Start lying faceup. Bend right knee and place right foot on floor and left arm straight out to the side. Extend right arm directly over shoulder and balance a half-filled water bottle on top of fist. Using your abs, roll right shoulder off ground. Keeping the water bottle balanced directly over shoulder, come onto left elbow and then left hand. Activate glutes and lift hips off the ground. Sweep left leg behind you. Take left hand off the ground and come into a standing position. You should be watching the water bottle the entire time. Reverse the process to return to starting position. Perform 1 to 5 reps and repeat on other side. Once ready, add the kettlebell. (For more information on perfecting the Turkish get up with a kettlebell, check out this article.)
12. Floor Press
Lie faceup with knees bent and two kettlebells racked at chest height. Drive fists up to ceiling to press the kettlebells straight up. Lower the kettlebells with control to return to starting position. Perform 10 to 20 reps.
13. Glute Bridge
Lie faceup with knees bent, feet on floor, holding the kettlebell on hips. Drive through heels to press hips up toward the ceiling. You should feel your glutes activate at the top. Return to starting position. Perform 10 to 20 reps.

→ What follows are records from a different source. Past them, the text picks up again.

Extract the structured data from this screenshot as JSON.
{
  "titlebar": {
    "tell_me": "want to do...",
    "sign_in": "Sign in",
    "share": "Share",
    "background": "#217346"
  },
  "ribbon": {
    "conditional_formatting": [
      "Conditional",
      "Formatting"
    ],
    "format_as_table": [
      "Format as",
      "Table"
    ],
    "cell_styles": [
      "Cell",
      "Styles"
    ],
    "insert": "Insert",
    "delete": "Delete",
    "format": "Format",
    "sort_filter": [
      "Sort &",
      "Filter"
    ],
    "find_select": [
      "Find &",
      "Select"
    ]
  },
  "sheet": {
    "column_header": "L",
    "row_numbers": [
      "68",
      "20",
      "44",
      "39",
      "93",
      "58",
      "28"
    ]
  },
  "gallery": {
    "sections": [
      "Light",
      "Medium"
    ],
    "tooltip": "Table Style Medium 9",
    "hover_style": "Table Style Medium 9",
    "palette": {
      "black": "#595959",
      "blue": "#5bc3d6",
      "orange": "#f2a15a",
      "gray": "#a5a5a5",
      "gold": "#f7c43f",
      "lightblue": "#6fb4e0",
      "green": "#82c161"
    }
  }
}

Make it harder: Perform the bridge on one leg.
14. Deep Push-Up
Start in a plank position, wrists under shoulders with each hand on a kettlebell, palms facing in, core engaged. Bend elbows to lower chest to floor. Press into hands to return to starting position. Keep a long line from head to toe through the entire movement. Perform 10 to 20 reps.
Make it easier: Drop to your knees for the push-up.